Agora o meu problema é com o Justin Bieber. Me aguarde Bieber.


            Justin Bieber P.V.O's


Meu carro estava na frente daquela cafeteira, esperando a Brooke sair do local. Mas parece que ela estava chantageando uma garota. Por sinal muito gostosa. Por um momento pude ver a Brooke mas de perto. 

Puta que pariu! Aquilo não era uma mulher. Não é possível. Que mulher gostosa do caralho. Sem dúvidas a mulher mais bonita e gostosa que eu já vi em toda minha vida. E olha que eu não estava exagerando. Ela possuia um corpo estragante e com as curvas bem alinhadas. Uma bunda enorme, só de olhar me deixava louco, os olhos dela eram um azul chamativo. Seus lábios carnudos com um batom vermelho. Seu rosto perfeitamente alinhados. Perfeita.

— Olha a babá caindo Drew! — escutei a voz de Ryan que estava no banco do motorista. 

— toma no cú. — falei e ele riu — como não babar com uma obra de arte dessas.

— cuidado para não se apaixonar, hein. Eu vi primeiro. — se gabou e eu caí na gargalhada.

— Depois sou eu que estou apaixonado. — Ele agora fez uma cara de tácho me fazendo rir internamente.

— Temos que tomar cuidado com essa mulher Drew. Ela é diferente de muitas outras. Até eu cheguei a ter medo dela. E olha que eu não tenho medo nem de você. — senti a raiva domar meu corpo. 

— como assim? Virou veado agora? Com medo de mulher Ryan?  Essa é boa. — meu sorriso cessou, vendo que ele falava sério.

— eu estou falando sério, Drew. Todo esse tempo que eu passei na Rússia. Deu pra ver que a garota pode ser até melhor que todos nós juntos. — eu não tô acreditando que eu estava olvindo aquilo.

— VAI DIZER QUE VOCÊ ESTÁ COM MEDO DE UMA CRIMINOSA APRENDIZ? —  falei alto.

— só estou te falando. Ela foi a única que conseguiu me pôr medo. Cara, ela nos treinos acabou com cinco caras de uma vez. E olha que eles estavam armados e ela estava limpa. Ela assaltou bancos sozinha, e invadiu sistemas sem ajuda. Essa mulher é uma lenda. 

— Você é um cagão, isso sim. — soltei uma risada debochada.

— depois diga que eu não avisei. — deu de ombros.

Eu não acredito que eu escutei aquilo vindo da boca de Ryan.
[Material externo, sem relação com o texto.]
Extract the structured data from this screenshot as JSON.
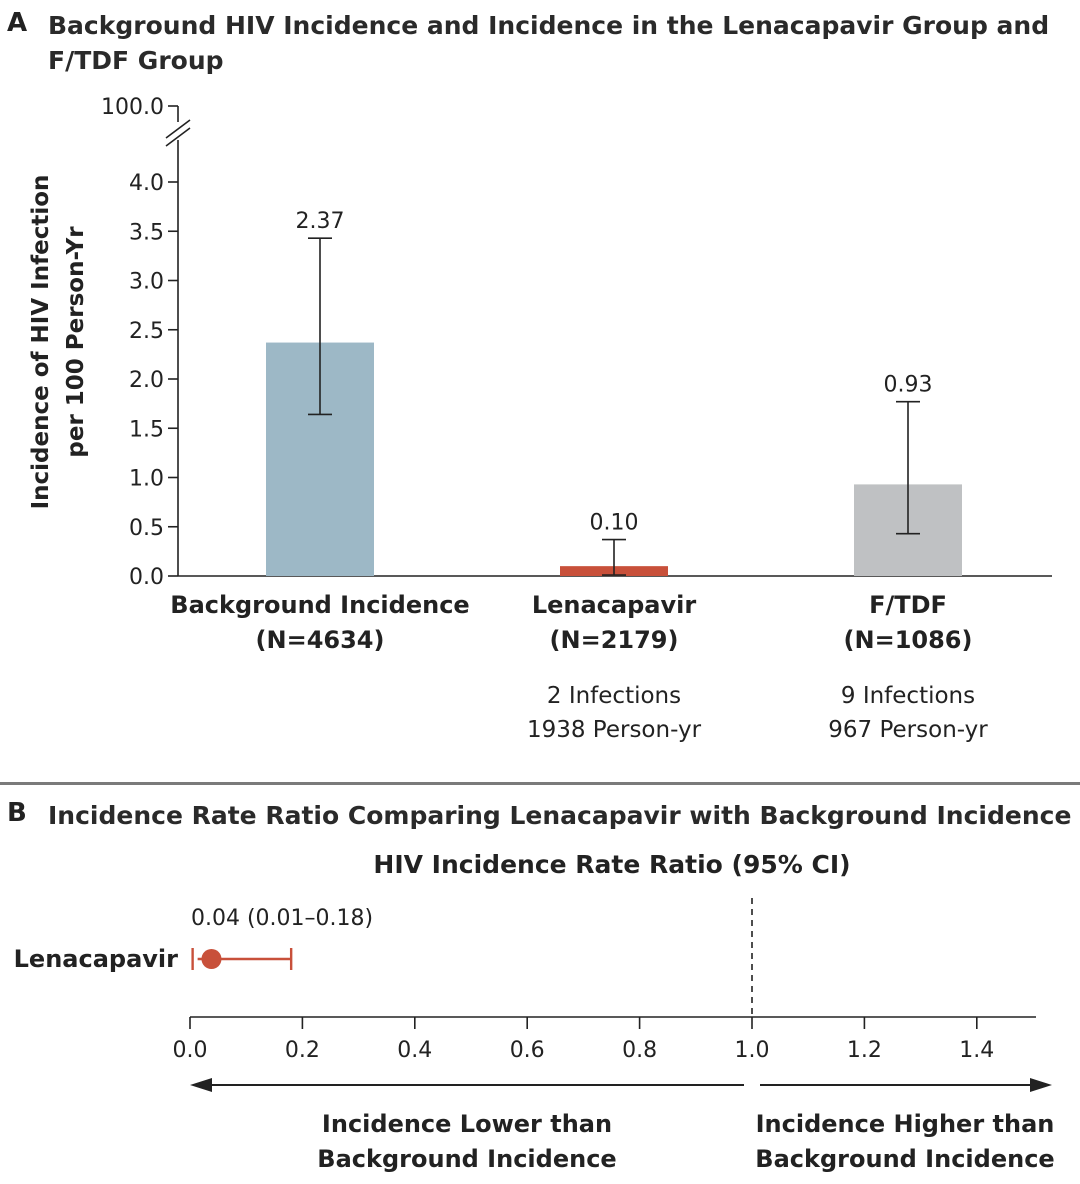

O cara só pode estar louco. Ela não pode ser tudo isso que ele falou. Ou pode? Tanto faz. Se ela for boa mesmo. Já é um grande avanço.

— ela tá entrando no carro com outra mulher. VAI LOGO RYAN! SEGUE A PORRA DO CARRO! — ele babava tanto na Brooke. Que até nem viu ela saindo com o carro.

— calma Drew. Ela vai perceber que está sendo seguida. 

— se ela conseguir fugir Ryan, dessa vez eu te mato. Seu incompetente. 

— Calma cara. Ela não vai fugir. — olhei no retrovisor do carro dela. E vi ela destraída conversando com a outra mulher do lado dela. Ela ainda não tinha se ligado que estava sendo seguida.

Ryan seguiu para uma avenida escura, que só tinha mato e mais mato. Ela morava ali? Não podia negar que até eu comecei a achar essa mulher estranha.

O carro dela parou em frente a uma árvore, e a mesma desceu do carro. Porra. Até eu correndo perigo de ser visto por ela, meus olhos não desgrudava naquele corpo dos deuses. Vi a outra mulher decer do carro. E as duas caminharam naquele escuro sozinha até a entrada de uma casa deserta no meio do mato. Provavelmente era a casa da Brooke.

— Coragem da Brooke de morar nesse fim de mundo sozinha. — falou Ryan boquiaberto.

— Ela e louca! — falei, e vi as duas entrar na casa ainda sem ver  meu carro. — hora de pôr o plando em prática.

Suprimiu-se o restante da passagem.